In Bolden's four years at Texas Southern, he scored approximately 2,000 points and finished in the national top 10 in scoring on two occasions. He was the SWAC Freshman of the Year in 1994–95, and during the 1995 NCAA Tournament he helped the 15th-seeded Tigers nearly upset 2nd-seeded Arkansas, the defending national champions (Arkansas won, 79–78). For his first two seasons, Bolden was a teammate of Kevin Granger, the national scoring leader in 1995–96. For his final two years he earned All-SWAC honors and was twice named the conference player of the year.

===Professional===
After his time at Texas Southern ended, Bolden played professionally for teams in Brazil, Iceland, and Canada. In August 1999, Bolden signed with Grindavík. On August 29, he scored 29 points in a tournament deciding victory against Keflavík in an unofficial pre-season tournament which included all the Úrvalsdeild karla teams. On September 23, Bolden was released by the club before the start of the 1999–2000 Úrvalsdeild season.

==Coaching career==
===High school===
After Bolden retired from playing in 2002, he became an assistant boys' basketball coach for two years at Provine High School in Jackson, Mississippi. Then, for the next 12 seasons, he served at head coach for Pearl High School (2004–07) and Meridian High School (2007–16). While at Meridian, Bolden guided the Wildcats to a combined 227–55 record, 2011 MHSAA 6A State Championship (29–2 overall) and back-to-back south state crowns in 2010 and 2011. He also served as the North/South All-Star Game head coach during the record 2011 season.

===College===
In 2016, Bolden jumped into junior college coaching, spending one season as an assistant coach for Hinds Community College in Raymond, Mississippi. He got his first junior college head coaching opportunity at Jones County Junior College where he spent four seasons (2017–21); he guided the Bobcats to a 59–31 overall record (including back-to-back 20-win seasons), a South Division championship, and a conference runner-up finish in 2018–19. The Bobcats also finished as NJCAA Region 23 runners-up in 2019–20. In his first three years at Jones, 17 players signed to play at the four-year level.

On April 8, 2021, Bolden took over NCAA Division II program Mississippi College, becoming the first Black head coach in school history.
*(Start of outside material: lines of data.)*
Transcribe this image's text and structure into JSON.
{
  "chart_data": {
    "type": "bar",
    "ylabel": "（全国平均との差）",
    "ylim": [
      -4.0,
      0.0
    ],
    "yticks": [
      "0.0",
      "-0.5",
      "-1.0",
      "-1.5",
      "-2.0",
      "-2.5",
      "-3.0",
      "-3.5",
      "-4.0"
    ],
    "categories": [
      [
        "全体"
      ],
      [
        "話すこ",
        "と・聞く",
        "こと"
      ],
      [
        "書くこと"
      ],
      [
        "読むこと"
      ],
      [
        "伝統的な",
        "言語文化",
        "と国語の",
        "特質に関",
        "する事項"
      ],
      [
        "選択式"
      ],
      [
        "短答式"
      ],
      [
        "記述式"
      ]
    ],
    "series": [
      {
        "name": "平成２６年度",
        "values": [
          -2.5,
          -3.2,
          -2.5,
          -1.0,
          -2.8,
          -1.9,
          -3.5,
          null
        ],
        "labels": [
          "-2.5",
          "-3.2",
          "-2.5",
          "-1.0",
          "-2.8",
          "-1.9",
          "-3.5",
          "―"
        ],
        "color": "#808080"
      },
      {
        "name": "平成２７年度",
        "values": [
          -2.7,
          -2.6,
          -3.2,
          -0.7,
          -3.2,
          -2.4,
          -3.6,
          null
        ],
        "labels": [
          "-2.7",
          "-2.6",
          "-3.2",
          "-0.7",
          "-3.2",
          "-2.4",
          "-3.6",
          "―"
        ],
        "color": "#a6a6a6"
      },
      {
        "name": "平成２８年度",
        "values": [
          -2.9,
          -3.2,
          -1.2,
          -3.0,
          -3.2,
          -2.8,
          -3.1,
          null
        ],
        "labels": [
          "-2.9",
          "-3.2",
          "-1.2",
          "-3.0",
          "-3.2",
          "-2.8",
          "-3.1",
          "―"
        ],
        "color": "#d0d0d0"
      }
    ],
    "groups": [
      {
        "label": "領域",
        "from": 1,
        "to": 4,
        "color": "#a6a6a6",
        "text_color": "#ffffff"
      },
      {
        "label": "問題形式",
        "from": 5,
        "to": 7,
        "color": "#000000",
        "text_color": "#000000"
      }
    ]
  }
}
He succeeded Mike Jones, who resigned after two seasons leading the Choctaws. In his four seasons at the helm, he guided Mississippi College to the Gulf South Conference tournament in the 2022–23 and 2023–24 seasons, the Choctaws first appearance since the 1995–96 season. He finished his four-year tenure with a 43–69 overall record. In 2025, Bolden became the head coach at Copiah–Lincoln Community College.